Whether in a business as usual context, a routine audit or, indeed, as part of corporate merger and acquisition due diligence activity, the questions we can expect to be asked time and again will be: Where did the data come from? How was it obtained? What will our organisation use it for? Do we have the rights to use it in that manner? Are we holding that asset in a secure and safe manner?

Just as important as a process of auditing data will be a constant reassessment of the use of that data to ensure that it is not being processed in a way that can cause legal issues.

In this Guide, we seek to explore with leading practitioners the manner in which we can take a fresh look at data as a wider class of asset within a business context. It requires an assessment, which takes us beyond the more familiar domain of data protection legislation and calls for us to understand the precise value of data and the use to which it is being put.

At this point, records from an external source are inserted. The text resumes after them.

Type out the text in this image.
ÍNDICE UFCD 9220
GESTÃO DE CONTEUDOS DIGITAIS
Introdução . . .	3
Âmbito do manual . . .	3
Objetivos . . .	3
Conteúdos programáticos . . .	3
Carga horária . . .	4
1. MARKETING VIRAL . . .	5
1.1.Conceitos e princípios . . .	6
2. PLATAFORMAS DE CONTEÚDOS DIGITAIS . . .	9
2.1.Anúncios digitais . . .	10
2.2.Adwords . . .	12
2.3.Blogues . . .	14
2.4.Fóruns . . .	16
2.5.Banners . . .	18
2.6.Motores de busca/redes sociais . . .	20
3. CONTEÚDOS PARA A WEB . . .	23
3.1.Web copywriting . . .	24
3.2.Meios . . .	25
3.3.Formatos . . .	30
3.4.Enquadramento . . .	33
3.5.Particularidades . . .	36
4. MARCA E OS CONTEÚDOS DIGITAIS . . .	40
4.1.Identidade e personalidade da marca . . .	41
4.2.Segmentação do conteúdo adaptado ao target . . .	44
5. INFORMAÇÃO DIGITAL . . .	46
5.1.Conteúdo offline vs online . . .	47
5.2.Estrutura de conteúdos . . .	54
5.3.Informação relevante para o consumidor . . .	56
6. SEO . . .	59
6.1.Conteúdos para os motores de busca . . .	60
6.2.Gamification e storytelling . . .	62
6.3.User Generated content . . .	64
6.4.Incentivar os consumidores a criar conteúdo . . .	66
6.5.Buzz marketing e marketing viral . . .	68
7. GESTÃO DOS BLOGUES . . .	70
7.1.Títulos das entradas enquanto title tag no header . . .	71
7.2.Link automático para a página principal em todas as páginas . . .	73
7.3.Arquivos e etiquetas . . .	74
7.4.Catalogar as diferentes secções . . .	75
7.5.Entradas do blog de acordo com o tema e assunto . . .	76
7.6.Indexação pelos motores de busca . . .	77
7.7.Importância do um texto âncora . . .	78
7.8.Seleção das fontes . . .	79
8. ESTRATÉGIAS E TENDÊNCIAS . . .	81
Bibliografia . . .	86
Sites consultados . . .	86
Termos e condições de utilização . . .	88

Although we cannot – and must not – ignore the importance of privacy and data protection, the world is starting to embrace the broader context of data assets and we need to respond and frame legal solutions accordingly.

Although seeking to draw an analogy between data and oil might be questionable, the critical role of data assets in our future is undeniable.

I hope you enjoy the Guide.


[1] Mark Deem is a partner at Mishcon de Reya LLP.

[2] At the time of writing, John Edwards, appointed in January 2022 as UK Information Commissioner, had just delivered his first speech at the IAPP Data Protection Intensive: UK 2022 Health and Safety Conference in London (24 Mar. 2022), in which he said ‘business leaders see the financial benefits of good data protection model as a means of protecting the largest business asset that doesn’t appear on their balance sheet’.

[3] Professor Leslie Willcocks speaking at the Future Intelligence/Cooley AI Conference held by the Institution of Engineering and Technology at Savoy Place, London, on 24 May 2017

[4] KPMG International paper, ‘Data as an asset: Initiate your journey to unlock data’s full potential’ (2019), at p. 3, (last accessed 3 Mar. 2022).